The Zambian government
joined forces with a Seattle-based organization called PATH to launch
the health initiative, called the Malaria Control and Evaluation
Partnership in Africa, backed by a nine-year $35 million grant from the
Bill and Melinda Gates Foundation. The World Health Organization and
other international bodies also are supporting it.
"There is a
tremendous need for programs that work in combating malaria, which
kills more than one million people every year, most of them African
children," Zambian Health Minister Brian Chituwo said. "We will control
malaria in Zambia and show the world that not only can malaria be
controlled, but that it must be controlled now," he said in a statement
issued in Geneva where the World Health Assembly is taking place.
Malaria
is responsible for 40 percent of all deaths of children under five in
Zambia -- the biggest single killer.
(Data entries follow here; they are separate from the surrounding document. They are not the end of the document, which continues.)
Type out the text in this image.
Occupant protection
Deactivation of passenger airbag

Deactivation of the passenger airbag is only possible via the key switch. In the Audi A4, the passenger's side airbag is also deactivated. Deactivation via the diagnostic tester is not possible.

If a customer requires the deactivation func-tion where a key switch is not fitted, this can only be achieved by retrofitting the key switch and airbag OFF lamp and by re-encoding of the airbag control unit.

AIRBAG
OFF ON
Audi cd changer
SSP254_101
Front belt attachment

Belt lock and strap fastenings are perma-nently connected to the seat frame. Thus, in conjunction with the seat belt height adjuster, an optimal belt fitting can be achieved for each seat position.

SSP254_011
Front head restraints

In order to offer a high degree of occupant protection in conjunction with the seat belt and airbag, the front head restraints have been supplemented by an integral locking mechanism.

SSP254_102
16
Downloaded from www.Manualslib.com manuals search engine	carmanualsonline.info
It is endemic to almost every
region in the country, and malaria rates have increased steadily since
the late 1970s. During the last three decades, malaria incidence rates
have increased to 396 per 1,000 in 2003 from 121 per 1,000 in 1976.
According
to Zambia's National Malaria Control Center (NMCC) in Lusaka, it
accounts for nearly 40 percent of all hospital admissions, with nearly
4 million clinical cases and 50,000 deaths per year.
"We think
that this partnership can establish the value of scaled-up, national
malaria control as the gold standard in Africa," said Regina
Rabinovich, director of the Infectious Diseases Program at the Bill and
Melinda Gates Foundation.
Zambia's Health Ministry will
coordinate efforts to purchase, transport, and distribute hundreds of
thousands of insecticide-treated mosquito nets, thousands of doses of
an effective drug treatment known as artemisinin combination therapy,
and enough insecticide to spray the walls of eligible homes.
One
of the insecticides likely to be used to spray the walls is DDT, which
was last year banned worldwide as an environmental hazard, with an
exemption clause specifically to allow it to be used against
mosquitoes. South Africa has slashed the number of malaria cases by
spraying inside walls with tiny amounts of DDT and has lobbied WHO and
donor governments to back programs that use DDT.
Malaria kills
3,000 African children every day. Public health experts agree that the
weapons to prevent and treat the mosquito born disease exist -- and
that all that is lacking is the political will.